Russia jumps on the CPU manufacturing bandwagon, but only RISC-V

The cost of the project is reported to be around 30 billion rubles, which is equivalent to about 370 million euros, and the project organizers plan to sell 60,000 systems based on their new CPU with RISC-V cores as the main core of prosecution.

Russia’s first CPU will be RISC-V at 12 nanometers

Reports state that the goal is to build an 8-core processor that runs at 2 GHz minimum using a 12-nanometer process, which presumably means that GlobalFoundries will be the one to build it, although this point is obviously not entirely clear. Of the project funds, two-thirds will be provided by “anchor clients” (such as Rostec and its subsidiaries), while the final third will come from Russia’s federal budget. The systems these processors will enter will initially operate at the Russian Ministry of Education and Science, as well as the Ministry of Health.

Syntacore already develops its own core with RISC-V architecture, rather than licensing its design. There have been doubts as to whether any current RISC-V design is suitable enough for administrative services, and yet with the recent news that Canonical is enabling Ubuntu / Linux on some of SiFive-V’s RISCs, chances are that By 2025 which is when this CPU from Russia will be ready there will be a sufficient number of software options to choose from if the processor adheres to the required specifications.

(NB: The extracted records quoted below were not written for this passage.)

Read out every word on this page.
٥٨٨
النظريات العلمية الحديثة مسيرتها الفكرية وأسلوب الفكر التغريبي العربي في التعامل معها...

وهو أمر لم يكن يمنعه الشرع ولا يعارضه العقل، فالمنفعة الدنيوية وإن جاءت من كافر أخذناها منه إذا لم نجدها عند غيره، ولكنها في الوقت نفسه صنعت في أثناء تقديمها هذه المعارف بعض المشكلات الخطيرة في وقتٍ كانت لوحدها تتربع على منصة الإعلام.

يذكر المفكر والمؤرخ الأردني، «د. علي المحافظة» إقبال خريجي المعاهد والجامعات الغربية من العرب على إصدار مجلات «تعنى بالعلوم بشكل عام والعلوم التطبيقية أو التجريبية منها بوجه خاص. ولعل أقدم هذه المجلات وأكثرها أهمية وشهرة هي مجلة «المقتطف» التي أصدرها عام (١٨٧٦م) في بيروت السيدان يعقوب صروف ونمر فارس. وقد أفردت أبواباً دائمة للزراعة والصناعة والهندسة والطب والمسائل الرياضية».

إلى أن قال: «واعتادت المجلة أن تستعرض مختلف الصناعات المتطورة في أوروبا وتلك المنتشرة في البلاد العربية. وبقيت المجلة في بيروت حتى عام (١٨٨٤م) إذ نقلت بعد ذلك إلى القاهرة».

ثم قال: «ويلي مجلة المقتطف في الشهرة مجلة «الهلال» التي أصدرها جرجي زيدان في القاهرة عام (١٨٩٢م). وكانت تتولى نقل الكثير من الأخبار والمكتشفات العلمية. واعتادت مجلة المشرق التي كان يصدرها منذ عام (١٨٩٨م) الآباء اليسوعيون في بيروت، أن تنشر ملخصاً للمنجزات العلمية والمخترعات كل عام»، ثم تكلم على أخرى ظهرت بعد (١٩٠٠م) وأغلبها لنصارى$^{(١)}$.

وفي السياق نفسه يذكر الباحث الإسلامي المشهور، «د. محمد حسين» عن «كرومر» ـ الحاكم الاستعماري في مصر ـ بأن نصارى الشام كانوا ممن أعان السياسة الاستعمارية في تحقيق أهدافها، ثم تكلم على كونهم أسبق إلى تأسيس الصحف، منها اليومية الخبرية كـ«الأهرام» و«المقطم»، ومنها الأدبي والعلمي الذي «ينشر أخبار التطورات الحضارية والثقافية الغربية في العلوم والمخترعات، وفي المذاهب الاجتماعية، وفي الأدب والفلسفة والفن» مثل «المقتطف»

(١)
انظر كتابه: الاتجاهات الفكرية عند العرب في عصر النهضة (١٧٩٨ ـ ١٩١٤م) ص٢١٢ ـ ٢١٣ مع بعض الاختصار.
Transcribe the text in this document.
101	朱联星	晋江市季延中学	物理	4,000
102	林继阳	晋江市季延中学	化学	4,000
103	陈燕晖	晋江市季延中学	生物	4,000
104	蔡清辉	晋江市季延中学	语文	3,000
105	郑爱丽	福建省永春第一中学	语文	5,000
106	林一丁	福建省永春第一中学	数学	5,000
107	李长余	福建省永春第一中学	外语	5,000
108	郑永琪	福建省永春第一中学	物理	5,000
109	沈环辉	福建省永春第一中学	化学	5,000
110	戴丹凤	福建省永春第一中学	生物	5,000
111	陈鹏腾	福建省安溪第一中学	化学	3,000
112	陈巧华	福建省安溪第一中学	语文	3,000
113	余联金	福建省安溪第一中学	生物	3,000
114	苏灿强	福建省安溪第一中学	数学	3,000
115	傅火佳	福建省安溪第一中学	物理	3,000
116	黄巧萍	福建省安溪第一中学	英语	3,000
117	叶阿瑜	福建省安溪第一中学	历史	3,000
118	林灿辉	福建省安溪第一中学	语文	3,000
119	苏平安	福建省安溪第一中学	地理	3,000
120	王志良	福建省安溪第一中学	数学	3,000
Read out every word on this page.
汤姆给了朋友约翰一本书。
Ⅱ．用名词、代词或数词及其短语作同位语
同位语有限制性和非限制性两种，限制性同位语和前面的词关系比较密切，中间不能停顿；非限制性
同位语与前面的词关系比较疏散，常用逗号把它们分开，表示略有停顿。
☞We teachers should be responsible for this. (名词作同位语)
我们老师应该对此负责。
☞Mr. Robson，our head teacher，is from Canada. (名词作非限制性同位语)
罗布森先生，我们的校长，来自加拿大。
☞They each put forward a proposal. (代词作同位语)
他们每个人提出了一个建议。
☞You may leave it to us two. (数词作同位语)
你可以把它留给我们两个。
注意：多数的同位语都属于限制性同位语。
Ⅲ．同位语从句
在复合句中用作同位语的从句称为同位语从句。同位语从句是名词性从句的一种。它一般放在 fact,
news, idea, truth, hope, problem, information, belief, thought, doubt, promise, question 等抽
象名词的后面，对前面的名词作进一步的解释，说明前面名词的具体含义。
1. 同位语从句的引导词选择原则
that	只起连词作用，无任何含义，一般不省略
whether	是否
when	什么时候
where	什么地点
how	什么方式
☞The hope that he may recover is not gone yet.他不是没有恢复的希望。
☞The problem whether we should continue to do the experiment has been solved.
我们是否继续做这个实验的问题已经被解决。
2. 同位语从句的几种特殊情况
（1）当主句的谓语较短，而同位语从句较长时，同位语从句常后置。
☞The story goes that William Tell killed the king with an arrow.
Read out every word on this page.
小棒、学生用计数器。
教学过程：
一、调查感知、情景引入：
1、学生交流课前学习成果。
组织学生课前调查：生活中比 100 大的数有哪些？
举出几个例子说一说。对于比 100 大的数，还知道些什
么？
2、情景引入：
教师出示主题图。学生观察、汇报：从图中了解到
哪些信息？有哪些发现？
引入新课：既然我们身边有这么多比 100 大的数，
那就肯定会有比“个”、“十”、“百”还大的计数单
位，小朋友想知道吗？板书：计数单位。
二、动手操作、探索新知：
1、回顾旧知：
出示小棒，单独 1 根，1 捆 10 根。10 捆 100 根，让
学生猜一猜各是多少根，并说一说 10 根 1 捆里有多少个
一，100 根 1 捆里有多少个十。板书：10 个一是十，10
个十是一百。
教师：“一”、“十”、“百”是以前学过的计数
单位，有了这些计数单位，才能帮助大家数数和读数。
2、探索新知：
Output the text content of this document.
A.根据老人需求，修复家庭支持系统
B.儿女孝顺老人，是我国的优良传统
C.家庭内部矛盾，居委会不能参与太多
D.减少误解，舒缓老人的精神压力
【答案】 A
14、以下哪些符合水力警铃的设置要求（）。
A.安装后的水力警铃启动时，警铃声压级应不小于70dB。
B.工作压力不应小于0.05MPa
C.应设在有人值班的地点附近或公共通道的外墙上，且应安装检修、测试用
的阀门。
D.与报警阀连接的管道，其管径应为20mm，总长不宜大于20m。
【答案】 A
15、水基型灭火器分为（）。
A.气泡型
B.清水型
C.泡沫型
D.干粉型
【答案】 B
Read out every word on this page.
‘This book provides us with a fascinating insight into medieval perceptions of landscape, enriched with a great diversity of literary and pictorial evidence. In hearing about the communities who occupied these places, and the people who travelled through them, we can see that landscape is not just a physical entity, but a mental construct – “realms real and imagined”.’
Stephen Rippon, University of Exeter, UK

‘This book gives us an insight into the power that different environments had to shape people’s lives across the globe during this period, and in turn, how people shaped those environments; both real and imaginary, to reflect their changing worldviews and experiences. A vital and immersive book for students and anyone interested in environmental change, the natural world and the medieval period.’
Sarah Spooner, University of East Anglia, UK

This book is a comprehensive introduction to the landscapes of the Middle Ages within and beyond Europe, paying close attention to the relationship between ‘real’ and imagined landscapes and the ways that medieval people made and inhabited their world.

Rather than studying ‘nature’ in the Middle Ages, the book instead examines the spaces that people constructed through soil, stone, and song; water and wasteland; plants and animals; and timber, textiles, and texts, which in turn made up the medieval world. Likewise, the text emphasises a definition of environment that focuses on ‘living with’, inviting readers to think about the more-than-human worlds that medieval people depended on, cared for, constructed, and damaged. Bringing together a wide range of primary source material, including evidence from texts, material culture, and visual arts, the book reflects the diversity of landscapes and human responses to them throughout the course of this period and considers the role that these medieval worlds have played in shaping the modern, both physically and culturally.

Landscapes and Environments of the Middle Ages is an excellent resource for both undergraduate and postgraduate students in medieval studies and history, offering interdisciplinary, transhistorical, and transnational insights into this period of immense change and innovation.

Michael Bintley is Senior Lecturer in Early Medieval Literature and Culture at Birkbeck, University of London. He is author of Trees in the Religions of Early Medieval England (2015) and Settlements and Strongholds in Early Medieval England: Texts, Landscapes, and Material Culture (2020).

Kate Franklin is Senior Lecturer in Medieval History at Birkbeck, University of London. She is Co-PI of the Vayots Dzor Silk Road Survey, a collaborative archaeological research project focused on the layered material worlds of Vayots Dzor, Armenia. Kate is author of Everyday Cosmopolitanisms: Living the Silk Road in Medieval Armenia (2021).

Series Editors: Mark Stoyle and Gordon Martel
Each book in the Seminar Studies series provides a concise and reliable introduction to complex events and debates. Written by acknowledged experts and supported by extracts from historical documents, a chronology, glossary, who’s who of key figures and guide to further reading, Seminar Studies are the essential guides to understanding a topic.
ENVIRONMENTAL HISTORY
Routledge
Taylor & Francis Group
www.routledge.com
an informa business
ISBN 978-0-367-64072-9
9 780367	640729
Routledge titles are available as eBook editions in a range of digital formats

That said, it’s not uncommon for non-standard processors from places like Russia or China to use older custom Linux forks to meet the needs of companies that will be using the hardware. Syntacore’s documentation states that its higher-performance 64-bit kernel is already compatible with Linux.

CPU Russia

This news shows an interesting development as Russia already has several local CPU prospects in the works, such as the Elbrus 2000 family of processors running a custom VLIW instruction set with binary translation for Intel x86 and x86-64; these processors already offer 8-core, multi-socket systems running Linux.

Elbrus development is still ongoing with Rostec in the equation, and the project seems focused on high-powered implementations using both desktop and server PCs. In contrast, the new RISC-V development appears to target low-power implementations for use in desktop and notebook PCs. Russia also has Baikal CPUs that use the ISA MIPS32, built by a Russian supercomputer company.

It will be interesting to see how this story unfolds: 370 million euros should be enough to develop a processor and instruct the design of the system at this level, which plans the question of whether the project will come to fruition or will remain in a simple development. research.